Beiträge von Moebius

    Wirklich ernste Frage:

    Würdest du sagen, dass die Methode, aus dem Klassenraum mit dem Tablet eine Mail an die jeweiligen Eltern zu verfassen, eine sicherere Methode ist, als von anderen Eltern einem anwesenden Kind einen Zettel mitzugeben, den es der Lehrkraft aushändigt und auf dem von einem Erwachsenen die Abmeldung eines anderen Kindes für den heutigen Tag steht?

    Wir drehen uns im Kreis, oben wurde ausgeführt, dass die Information über die Abwesenheit eine Bringschuld der Schule ist, wenn das Kind nicht abgemeldet ist. In vielen Regionen gibt es nach den geschilderten Fällen (und dort handelt es sich um Fälle an Grundschulen) auch entsprechende Anweisungen der übergeordneten Behörden. Und für die Abmeldung sind die Eltern des Kindes zuständig. Dass das möglich ist, ohne irgendeine Klasse allein zu lassen, lässt sich auch an jeder Schule organisieren.

    Halte für besser, was du willst, siehe Probleme oder nicht (wenn du Probleme siehst, ist es deine Verantwortung, sie abzustellen oder Verantwortliche dazu aufzufordern). Wenn du das nicht tust, sind die Chancen ganz gut, dass dein ganzes Berufsleben nichts passiert, genau so wie fast nie Schülerinnen auf Klassenfahrten versterben (zum Glück). Wenn dann doch was passiert, gibt es eben aber auch nichts mehr darüber zu diskutieren, dass es sich um eine Dienstpflichtverletzung handelt und du dafür gerade stehen musst.

    Und das steht nun mal im offensichtlichen Widerspruch dazu, dass es die zum Teil gleichen Teilnehmer sind, die in diesem Thread meinen, man könne das locker sehen und im Klassenfahrtenthread meinen es wäre eine große Ungerechtigkeit, dass die beiden Lehrkräfte verurteilt worden sind.

    Du gehst also davon aus, dass

    a) ein Dienstgerät vorhanden ist, das auch funktioniert, sodass eine Mail abgesetzt werden kann

    b) das Sekretariat täglich zur Unterrichtszeit bzw. morgens besetzt ist,

    c) Eltern bereit sind, die Mail abzurufen UND zu beantworten.

    Das bildet aber die Realität nicht ab.

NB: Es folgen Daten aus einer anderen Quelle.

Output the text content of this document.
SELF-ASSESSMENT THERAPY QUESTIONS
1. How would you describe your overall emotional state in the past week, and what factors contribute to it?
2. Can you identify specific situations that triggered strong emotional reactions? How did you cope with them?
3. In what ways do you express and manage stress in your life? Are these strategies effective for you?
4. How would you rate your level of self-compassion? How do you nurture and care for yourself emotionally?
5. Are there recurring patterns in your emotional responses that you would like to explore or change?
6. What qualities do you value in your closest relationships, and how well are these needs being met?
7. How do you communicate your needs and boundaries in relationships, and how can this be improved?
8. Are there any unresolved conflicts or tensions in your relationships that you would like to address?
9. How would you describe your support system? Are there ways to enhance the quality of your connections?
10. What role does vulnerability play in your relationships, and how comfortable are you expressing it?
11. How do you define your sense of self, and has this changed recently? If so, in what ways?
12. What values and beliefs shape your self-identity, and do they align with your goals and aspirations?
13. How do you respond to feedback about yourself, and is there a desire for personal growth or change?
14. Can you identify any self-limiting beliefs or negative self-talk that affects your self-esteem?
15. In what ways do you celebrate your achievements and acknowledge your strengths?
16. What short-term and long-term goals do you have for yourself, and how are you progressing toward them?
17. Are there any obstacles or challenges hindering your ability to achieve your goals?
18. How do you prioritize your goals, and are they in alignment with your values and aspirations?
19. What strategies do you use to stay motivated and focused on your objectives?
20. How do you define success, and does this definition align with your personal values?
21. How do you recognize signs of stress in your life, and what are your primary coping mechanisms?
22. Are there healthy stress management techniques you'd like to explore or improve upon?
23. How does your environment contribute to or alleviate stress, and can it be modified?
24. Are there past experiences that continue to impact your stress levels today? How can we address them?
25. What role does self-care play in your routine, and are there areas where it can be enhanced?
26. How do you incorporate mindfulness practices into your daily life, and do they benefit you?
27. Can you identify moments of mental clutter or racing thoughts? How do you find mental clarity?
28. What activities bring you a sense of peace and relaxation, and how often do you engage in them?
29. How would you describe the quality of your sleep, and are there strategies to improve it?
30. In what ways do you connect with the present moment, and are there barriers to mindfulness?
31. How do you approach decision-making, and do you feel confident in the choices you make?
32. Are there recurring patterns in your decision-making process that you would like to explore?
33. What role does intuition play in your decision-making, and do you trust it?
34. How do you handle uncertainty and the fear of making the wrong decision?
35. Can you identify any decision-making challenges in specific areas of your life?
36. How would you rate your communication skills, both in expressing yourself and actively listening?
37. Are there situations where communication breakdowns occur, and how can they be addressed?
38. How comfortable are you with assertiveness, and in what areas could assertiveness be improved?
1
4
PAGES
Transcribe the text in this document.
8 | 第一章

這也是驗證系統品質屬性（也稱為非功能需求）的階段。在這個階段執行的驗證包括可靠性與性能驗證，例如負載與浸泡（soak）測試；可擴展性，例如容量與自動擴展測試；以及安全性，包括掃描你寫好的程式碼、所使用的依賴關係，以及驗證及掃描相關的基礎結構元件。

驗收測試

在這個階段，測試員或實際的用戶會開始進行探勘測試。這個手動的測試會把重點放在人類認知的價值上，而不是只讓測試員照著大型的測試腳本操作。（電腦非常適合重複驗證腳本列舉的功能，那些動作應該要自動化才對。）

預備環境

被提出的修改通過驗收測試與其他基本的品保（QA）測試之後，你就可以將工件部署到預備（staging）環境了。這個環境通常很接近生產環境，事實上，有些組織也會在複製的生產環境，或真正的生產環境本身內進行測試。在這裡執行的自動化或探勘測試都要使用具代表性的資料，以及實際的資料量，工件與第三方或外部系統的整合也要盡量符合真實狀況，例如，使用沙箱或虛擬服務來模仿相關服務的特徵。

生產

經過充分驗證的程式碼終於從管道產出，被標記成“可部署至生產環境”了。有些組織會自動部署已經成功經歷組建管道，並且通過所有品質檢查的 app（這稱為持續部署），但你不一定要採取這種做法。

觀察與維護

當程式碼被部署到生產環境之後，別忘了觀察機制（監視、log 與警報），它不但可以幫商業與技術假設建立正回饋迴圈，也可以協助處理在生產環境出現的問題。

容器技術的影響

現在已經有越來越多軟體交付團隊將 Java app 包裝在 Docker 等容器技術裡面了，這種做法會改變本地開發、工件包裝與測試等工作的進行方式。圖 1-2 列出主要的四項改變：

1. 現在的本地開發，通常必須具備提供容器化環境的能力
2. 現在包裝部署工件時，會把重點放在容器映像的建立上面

    Ich gehe von gar nichts aus, ich kümmere mich um meine dienstlichen Aufgaben so gut wie das unter den gegebenen Umständen möglich ist und überlege mir nicht schon im Vorfeld mögliche Probleme nur um einen Grund zu haben, es gar nicht erst versuchen zu müssen.

    In 90% der Schulen gibt es Rahmenbedingungen, bei denen es möglich ist in irgendeiner Form den Eltern eine Information zukommen zu lassen, wen ein Kind unangemeldet nicht erscheint. Wenn ich an eine Schule der übrigen 10% arbeiten würde, würde ich das zumindest bemängeln und darum bitten, dass da Abhilfe geschaffen wird.

    Aber diese Diskussion geht doch am Problem vorbei, denn ganz offensichtlich fehlen vielen hier ja gar nicht die Möglichkeiten, sondern der Wille, weil man es persönlich irgendwie als überflüssig betrachtet.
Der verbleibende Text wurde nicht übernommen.